Illinoisans already pay some of the highest taxes in the nation. When all local and state taxes are added up, Illinoisans paid the fifth-highest overall rate in the nation in 2012, according to the nonpartisan Tax Foundation’s most recent state-by-state comparison. The Senate’s plan will only further add to that burden, bringing Illinoisans’ income tax burden almost back to where it was with the 2011 tax hike.
The Senate’s budget plan is a repeat of the same failed strategy the state embarked upon six years ago: tax hikes now with promised real reforms later. Lawmakers promised the additional revenue of the 2011 tax hike would stabilize the pension crisis, pay down the state’s unpaid bills and help the economy.
The hike ended up accomplishing just the opposite: The pension crisis wasn’t fixed, Illinois’ bills weren’t paid off and Illinois suffered the weakest economic recovery in the nation.
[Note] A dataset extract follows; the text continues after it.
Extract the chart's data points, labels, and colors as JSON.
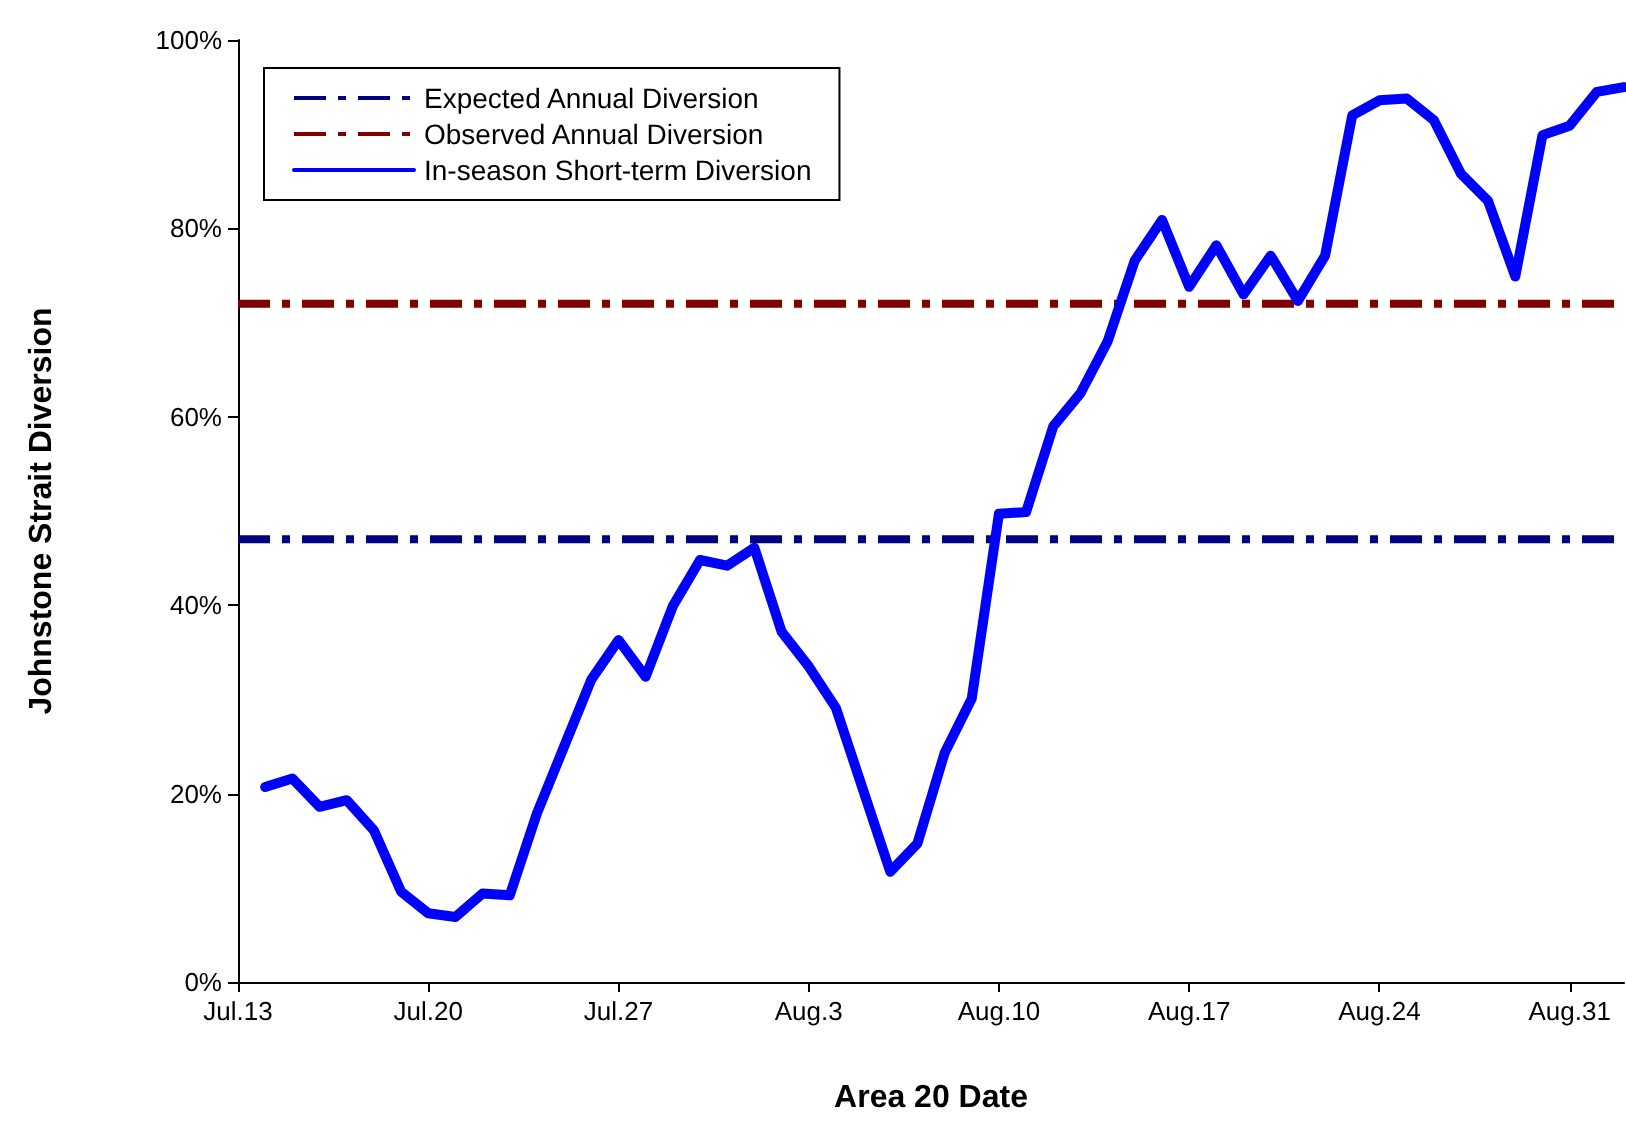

Even worse, Illinoisans left the state in record numbers – to the point where Illinois has been losing population.
New migration data from the U.S. Census Bureau show that from July 2015 to July 2016, Illinois lost 114,000 people, on net, to other states, a record high for the Land of Lincoln. In total, Illinois’ population actually declined by over 37,000 people. It’s the only state in the region with a shrinking population.
Illinois’ rate of exodus is now one person every 4.6 minutes.
A different plan
Illinois doesn’t need a plan that destroys its tax base.
Instead, it needs a budget plan that grows the tax base – one that keeps its residents and businesses here and attracts new ventures and families.
That plan doesn’t include multibillion-dollar tax hikes. It needs real spending and economic reforms that end Illinois’ perpetual fiscal crises.